I'm trying to build a robust peripheral in a nano 33 BLE that can survive a loss of connectivity to the central, and can subsequently reconnect, in the style of many commercially available Bluetooth products. Using any of the Arduino example sketches - eg LED, I find that when the central is connected, and moves out of Bluetooth range of the peripheral, and then returns, it is not possible to reconnect. I have tried a number of different iOS central applications - either nRF Connect, LightBlue, or my own iOS app. All of these notify and drop the session and survive the session loss when they move too far away. They are ready to reconnect either immediately or when their scan finds the Arduino BLE advertising again. The nano 33 is neither accepting connections nor advertising again. The central will find it again after it is rebooted, but I would prefer a less drastic solution. Inside the peripheral code, I note that central.connected() remains TRUE after the loss of connection, so the program remains in its loop waiting for requests. I have done lots of google searches and find no guidelines or examples of how to code recovery from session loss using the ArduinoBLE library. I would have thought when the connection is lost, central.connected() would return FALSE or BLE.central() would be nil to indicate session loss. Neither of these occurs within many minutes after the session is lost. If central.connection() would return FALSE, then the sample program might just work as provided, or perhaps with the addition of a BLE.advertise() call after the session loss.

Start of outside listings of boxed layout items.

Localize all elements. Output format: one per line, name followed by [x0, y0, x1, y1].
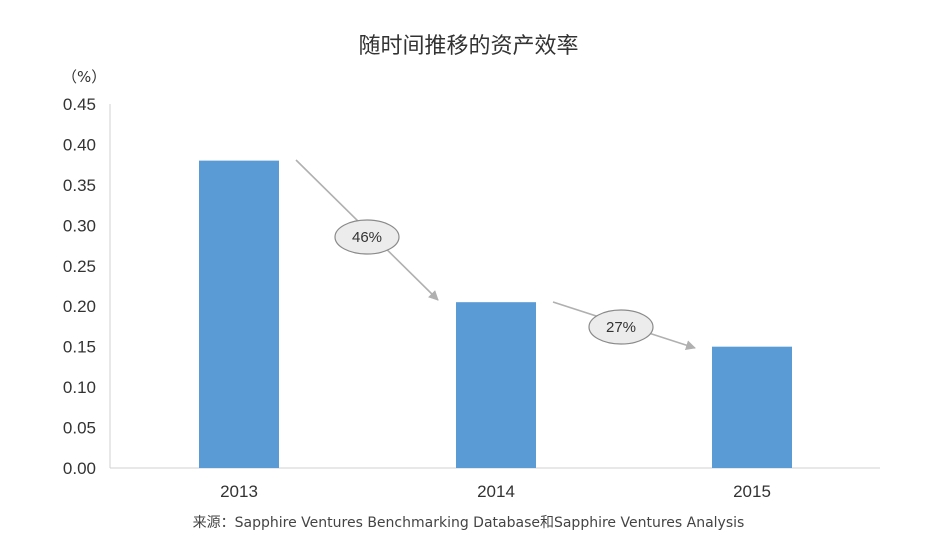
y-tick-label: 0.35 [63, 176, 96, 195]
bar-2013 [199, 160, 279, 468]
x-tick-label: 2014 [477, 482, 515, 501]
y-tick-label: 0.15 [63, 338, 96, 357]
change-bubble [334, 219, 400, 255]
change-label: 27% [606, 319, 636, 336]
source-note: 来源：Sapphire Ventures Benchmarking Databa… [192, 515, 745, 531]
change-bubble [588, 309, 654, 345]
x-tick-label: 2013 [220, 482, 258, 501]
y-tick-label: 0.25 [63, 257, 96, 276]
bar-2015 [712, 346, 792, 468]
y-tick-label: 0.40 [63, 135, 96, 154]
change-label: 46% [352, 229, 382, 246]
y-tick-label: 0.30 [63, 216, 96, 235]
bar-2014 [456, 302, 536, 468]
y-tick-label: 0.00 [63, 459, 96, 478]
x-tick-label: 2015 [733, 482, 771, 501]
y-tick-label: 0.20 [63, 297, 96, 316]
y-tick-label: 0.45 [63, 95, 96, 114]
y-tick-label: 0.05 [63, 419, 96, 438]
y-axis-unit-label: （%） [62, 68, 107, 86]
chart-title: 随时间推移的资产效率 [358, 34, 579, 59]
y-tick-label: 0.10 [63, 378, 96, 397]
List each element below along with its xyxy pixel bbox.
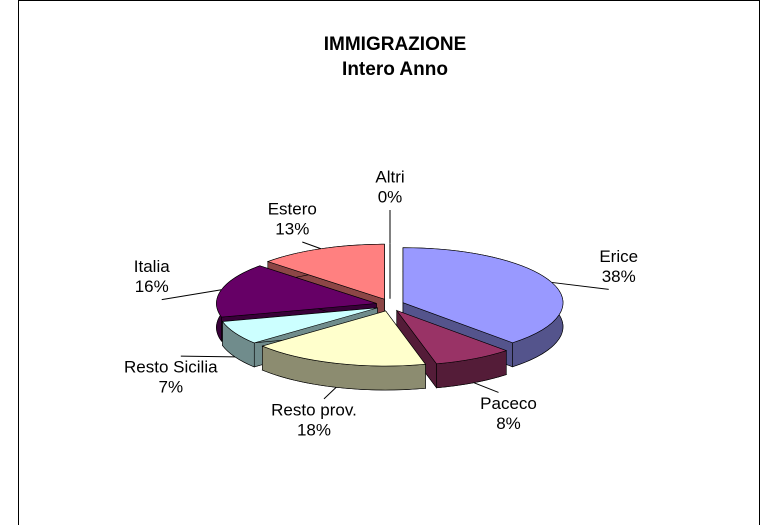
leader-line — [161, 289, 222, 301]
slice-label: Italia — [134, 257, 170, 276]
slice-label: Resto Sicilia — [124, 358, 218, 377]
slice-value-label: 18% — [297, 420, 331, 439]
leader-line — [323, 386, 337, 400]
chart-subtitle: Intero Anno — [342, 59, 448, 80]
slice-label: Altri — [375, 167, 404, 186]
leader-line — [551, 281, 609, 290]
slice-label: Estero — [268, 200, 317, 219]
slice-top — [221, 307, 378, 344]
slice — [261, 310, 427, 391]
chart-title: IMMIGRAZIONE — [324, 34, 467, 55]
slice-label: Erice — [599, 247, 638, 266]
slice-value-label: 8% — [496, 414, 521, 433]
slice-top — [402, 247, 564, 344]
leader-line — [180, 355, 235, 358]
leader-line — [473, 382, 499, 393]
slice-label: Paceco — [480, 394, 537, 413]
slice-top — [261, 310, 427, 367]
slice — [402, 247, 564, 368]
slice-label: Resto prov. — [271, 400, 357, 419]
slice-value-label: 7% — [159, 378, 184, 397]
slice-value-label: 16% — [135, 277, 169, 296]
slice-top — [266, 243, 385, 300]
slice-value-label: 13% — [275, 220, 309, 239]
leader-line — [302, 241, 322, 250]
chart-frame — [18, 0, 760, 525]
slice-value-label: 38% — [602, 267, 636, 286]
slice-top — [216, 265, 377, 318]
slice — [395, 309, 508, 389]
slice-value-label: 0% — [378, 187, 403, 206]
slice-top — [395, 309, 508, 365]
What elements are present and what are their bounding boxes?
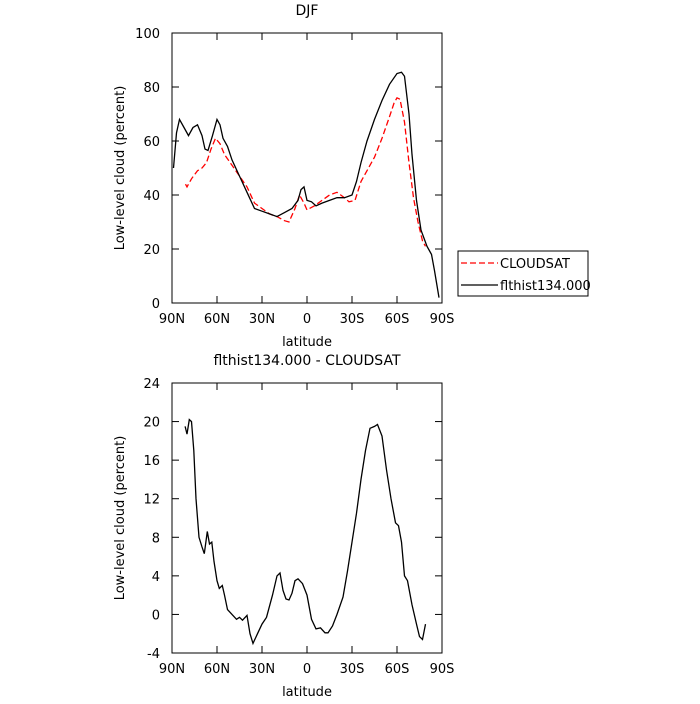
x-tick-label: 0	[303, 662, 311, 677]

So is this a bug? Or am I supposed to detect the situation and call central.disconnect() or BLE.disconnect()? I have tried various combinations of such actions without success.
I even tried BLE.end(), but this causes a subsequent BLE.begin() to fail.
I am surprised that I could not find on the forum or elsewhere any discussion of recovering lost connections. Isn't that a pretty common requirement for Bluetooth sessions?
I'm using Arduino IDE 1.8.10; macOS 10.14.6; Arduino Nano 33 BLE; ArduinoBLE 1.1.1;
The code I'm using is the the LED example from the ArduinoBLE library.